This Bucket of Beer cake was made for a friend/coworker’s husband for his birthday. He and his friends like a local restaurant that serves blue buckets filled with ice and bottles of beer on their deck during the summer months.
I’ve made beer bucket cakes and wine bucket cakes for my husband and a few close friends and always get the same reaction. No one can believe that those aren’t real beer bottles in the cake!
I saw beer bottle cakes online, and contacted one of the bakers to ask her how she made them. The process is simple, it just takes a lot of time.

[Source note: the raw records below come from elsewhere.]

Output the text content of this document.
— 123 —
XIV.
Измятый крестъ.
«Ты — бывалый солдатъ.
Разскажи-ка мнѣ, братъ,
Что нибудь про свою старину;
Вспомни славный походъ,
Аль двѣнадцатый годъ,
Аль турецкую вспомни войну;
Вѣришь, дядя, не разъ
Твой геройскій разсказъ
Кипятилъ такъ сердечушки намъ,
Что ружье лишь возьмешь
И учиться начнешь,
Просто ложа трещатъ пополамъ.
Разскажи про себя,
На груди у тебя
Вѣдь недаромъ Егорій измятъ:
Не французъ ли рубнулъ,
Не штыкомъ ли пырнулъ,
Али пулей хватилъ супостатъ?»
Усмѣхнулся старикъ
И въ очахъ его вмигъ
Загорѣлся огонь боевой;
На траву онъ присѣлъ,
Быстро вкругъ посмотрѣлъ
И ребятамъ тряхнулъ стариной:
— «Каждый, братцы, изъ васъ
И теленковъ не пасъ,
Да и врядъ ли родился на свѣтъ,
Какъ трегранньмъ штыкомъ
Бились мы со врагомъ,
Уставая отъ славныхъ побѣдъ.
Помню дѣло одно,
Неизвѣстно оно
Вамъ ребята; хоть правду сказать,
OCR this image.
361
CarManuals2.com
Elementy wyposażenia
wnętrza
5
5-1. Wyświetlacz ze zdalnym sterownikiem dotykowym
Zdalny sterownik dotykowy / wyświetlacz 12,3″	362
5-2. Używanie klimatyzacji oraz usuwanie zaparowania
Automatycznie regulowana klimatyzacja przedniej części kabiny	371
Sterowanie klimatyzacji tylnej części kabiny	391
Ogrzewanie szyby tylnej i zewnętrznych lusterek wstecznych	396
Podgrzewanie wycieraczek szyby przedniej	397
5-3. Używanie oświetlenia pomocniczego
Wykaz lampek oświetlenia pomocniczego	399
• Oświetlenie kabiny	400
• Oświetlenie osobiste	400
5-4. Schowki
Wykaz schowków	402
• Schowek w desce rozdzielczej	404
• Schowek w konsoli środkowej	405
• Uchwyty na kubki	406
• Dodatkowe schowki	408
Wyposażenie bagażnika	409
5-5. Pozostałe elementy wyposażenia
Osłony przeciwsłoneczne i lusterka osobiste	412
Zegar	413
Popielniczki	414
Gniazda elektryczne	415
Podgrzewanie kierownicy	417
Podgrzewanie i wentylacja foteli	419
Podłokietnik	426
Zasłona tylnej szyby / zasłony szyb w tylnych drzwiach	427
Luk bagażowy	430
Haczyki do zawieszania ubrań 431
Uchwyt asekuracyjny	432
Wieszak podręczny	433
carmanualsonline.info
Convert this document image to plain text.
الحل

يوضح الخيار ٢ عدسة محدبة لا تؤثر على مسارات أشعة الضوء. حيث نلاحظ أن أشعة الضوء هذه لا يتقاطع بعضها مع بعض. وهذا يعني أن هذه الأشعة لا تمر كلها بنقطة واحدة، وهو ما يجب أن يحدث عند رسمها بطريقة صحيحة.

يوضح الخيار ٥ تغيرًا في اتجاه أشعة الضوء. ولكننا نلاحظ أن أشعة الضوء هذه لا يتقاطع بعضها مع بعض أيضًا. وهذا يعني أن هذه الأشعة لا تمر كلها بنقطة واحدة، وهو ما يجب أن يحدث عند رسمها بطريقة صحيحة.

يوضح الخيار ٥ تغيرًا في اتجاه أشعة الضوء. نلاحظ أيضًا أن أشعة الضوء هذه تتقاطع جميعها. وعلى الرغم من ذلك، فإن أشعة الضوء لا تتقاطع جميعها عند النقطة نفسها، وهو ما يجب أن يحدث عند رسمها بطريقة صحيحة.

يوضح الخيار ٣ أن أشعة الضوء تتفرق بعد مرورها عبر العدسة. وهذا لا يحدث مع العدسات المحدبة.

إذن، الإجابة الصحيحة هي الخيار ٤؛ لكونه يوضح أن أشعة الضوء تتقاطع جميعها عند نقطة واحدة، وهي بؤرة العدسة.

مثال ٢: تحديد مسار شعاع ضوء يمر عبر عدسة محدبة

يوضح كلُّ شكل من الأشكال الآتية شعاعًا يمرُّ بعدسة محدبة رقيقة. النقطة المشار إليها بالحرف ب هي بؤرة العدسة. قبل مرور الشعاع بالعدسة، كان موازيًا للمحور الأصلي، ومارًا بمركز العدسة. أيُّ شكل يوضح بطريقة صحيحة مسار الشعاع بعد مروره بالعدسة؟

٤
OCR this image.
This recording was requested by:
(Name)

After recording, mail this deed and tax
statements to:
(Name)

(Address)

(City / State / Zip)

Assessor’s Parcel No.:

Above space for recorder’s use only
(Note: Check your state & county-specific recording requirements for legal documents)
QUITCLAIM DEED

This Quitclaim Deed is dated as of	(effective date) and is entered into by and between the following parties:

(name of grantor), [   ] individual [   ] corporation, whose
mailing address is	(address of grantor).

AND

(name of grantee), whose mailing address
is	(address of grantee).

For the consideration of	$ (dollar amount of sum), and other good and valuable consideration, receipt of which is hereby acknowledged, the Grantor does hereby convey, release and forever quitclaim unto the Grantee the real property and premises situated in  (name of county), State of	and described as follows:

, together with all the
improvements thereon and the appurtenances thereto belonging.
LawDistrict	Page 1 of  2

The mold for the beer bottles were made using “Amazing Molding Putty.” Follow the directions on the box. Half of the package is enough to make one beer bottle mold. Wrap the putty around the top half of a beer bottle (including the cap) and allow it to set. Carefully remove the putty, and you have your mold.
To prevent burns, I wrap the outside of the mold in foil, and place it inside a thick glass. A beer mug works well for this because it has a handle.
The recipe for the beer bottles and the ice is the same – half sugar and half light corn syrup. I use 1/3 cup of each to make a beer bottle. Put the ingredients in a glass measuring cup and stir until it’s well mixed. Heat it slowly in a microwave (30 seconds at a time), and stir each time that you check on it. The sugar/syrup mixture will start to boil, and turn an amber color. The sugar continues to cook and darken after being removed from the microwave. Remove the measuring cup from the microwave, and pour the hot sugar mixture into the mold. CAUTION: this mixture will be HOT, and will cause severe burns if it comes in contact with your skin. Rotate and turn the glass slowly to coat the inside of the mold with the hot sugar mixture. Don’t worry about air bubbles – they look like beads of moisture on the bottle when the sugar cools. Dump the excess sugar mixture into a paper cup to dispose of it. Plastic will melt.
Allow the sugar to cool completely before removing the mold. Carefully run a thin knife between the mold and the sugar beer bottle to loosen the mold. Twist the mold slightly, and the beer bottle should release from the mold.
To make the sugar “ice”, cook the sugar/syrup mixture after it reaches a boil, and pour it onto a jelly roll pan that has been coated with foil and dusted with powdered sugar. Allow to cool completely, and break up the sugar into smaller pieces.
The ice and bottles must be stored in airtight containers. I usually wrap the bottles in parchment paper before placing them in Ziploc bags or plastic container with tight lids.
The bottle caps are painted with silver luster dust (Wilton makes silver, gold, and pearl) mixed with vodka. Vodka dries faster than water – and you really don’t want to add water to your sugar bottle.
The labels are beer bottle labels that have been scanned and printed onto rice paper or wafer paper. Moisten the backs of the labels slightly with a damp paint brush, and they stick right to the bottles. The labels are NOT edible because of the ink. The bottles are edible, but taste terrible, because they’re make from burnt sugar.
The cake itself is 3 layers of cake stacked and slightly carved. The bucket handle, loose bottle cap, and note are made from fondant. The fondant elements should be made at least a day in advance so they dry and harden.
The beer bottles and ice should be added to the cake no more than an hour before serving the cake. Once the sugar is exposed to air, it starts to get sticky . . . then mushy. It’s like unwrapping a sucker or a a piece of hard candy and leaving them unwrapped.